How to use body heat to power wearable devices

 In Energy

Flexible electronics technology has been known for several years now in the form of flexible electrical connections and circuit boards.

With the further development of this technology and smaller and more intelligent components being designed (IC and SOC radios, microprocessors, nanotech sensors), flexible electronic products are finding more and more application and becoming “smarter” in their everyday use.

Uses of Flexible electronics technology

Until now the most popular uses of this technology have focused human performance monitoring.

Aircraft pilots and other personnel whose levels of attention and awareness are a critical part of their assignment as well as athletes who can record their performances and benefit hugely from the large amount of data that this technology can gather.

Also ordinary people can benefit from flexible electronics especially for health purposes as blood pressure, heartbeat patterns and rate, blood sugar, skin temperature, respiration rate, brain functions can be monitored remotely.

This technology is also finding use like in the food processing, shipping, and display market where temperature tags for perishable food are being tested or even in the military sector where Electronic Leaflets have been used in critical situations to alert population on the ground to imminent danger.

Flexible electronics technology powered up by body heat

Scientists have now pushed this technology even further and, with an innovative research, North Carolina State University engineers have designed a flexible thermoelectric energy harvester that uses body heat as the only source of energy.

Until now, one of the downsides of flexible devices was their performance as it was still inferior compared to rigid devices, which have always been superior converting body heat into usable energy.

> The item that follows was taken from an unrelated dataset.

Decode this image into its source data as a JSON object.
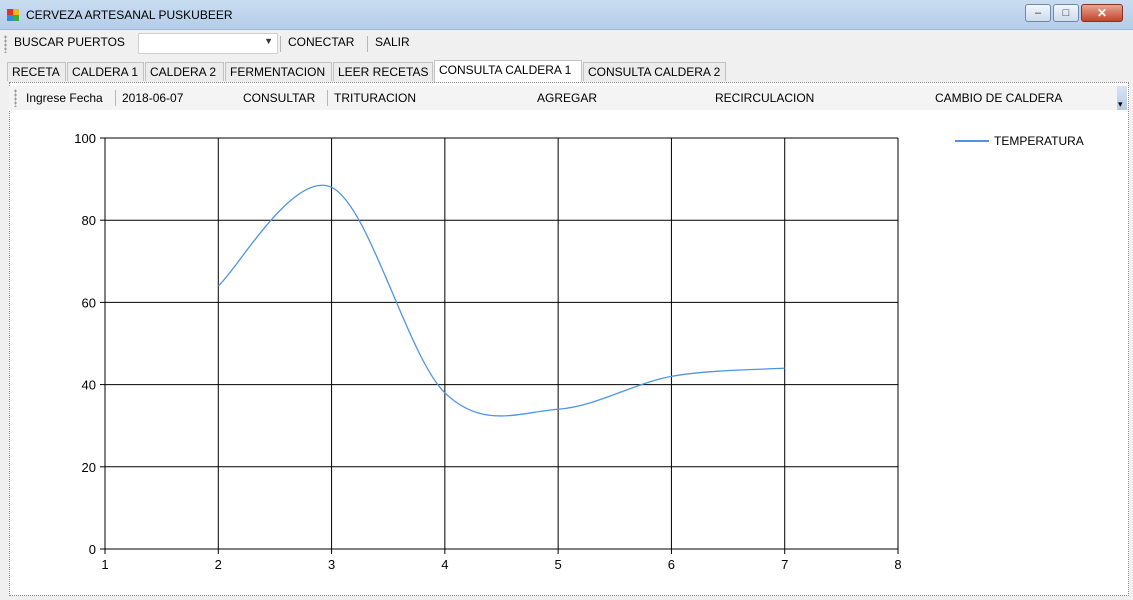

Mehmet Ozturk, professor of electrical and computer engineering at NC State and corresponding author of a paper describing the work explained how the intention of the study was to tackle this performance issue:

“We wanted to design a flexible thermoelectric harvester that does not compromise on the material quality of rigid devices yet provides similar or better efficiency,” he and continued “Using rigid devices is not the best option when you consider a number of different factors.”

One of the challenges of this process was the connect thermoelectric elements in series using reliable, low-resistivity interconnects.

The solution for this problem was found in the use of a liquid metal of gallium and indium – a non-toxic alloy called EGaIn.

Ozturk explained how:

“the electric resistance of these connections is very low, which is critical since the generated power is inversely proportional to the resistance: Low resistance means more power.”

Another of the advantages of this technology is a certain self-healing function.

If a connection is broken, the liquid metal can reconnect to make the device work efficiently again.

This a great advantage compared to rigid devices as these are not able to heal themselves.

The researchers are very optimistic at this stage and believe that if parasitic resistance can be further reduced the efficiency of this flexible devices could increase hugely.

Future uses of flexible technology

Wearable electronic devices could soon become the future of fashion and technology. The next-generation of these devices is expected to be highly responsive completely self-powered.

However, as technology is taking us toward autonomous devices that can improve quality of life for the global population, scientist believe that the concept adopted in wearable electronic devices could be also used to improve the performances in smart buildings and smart cities.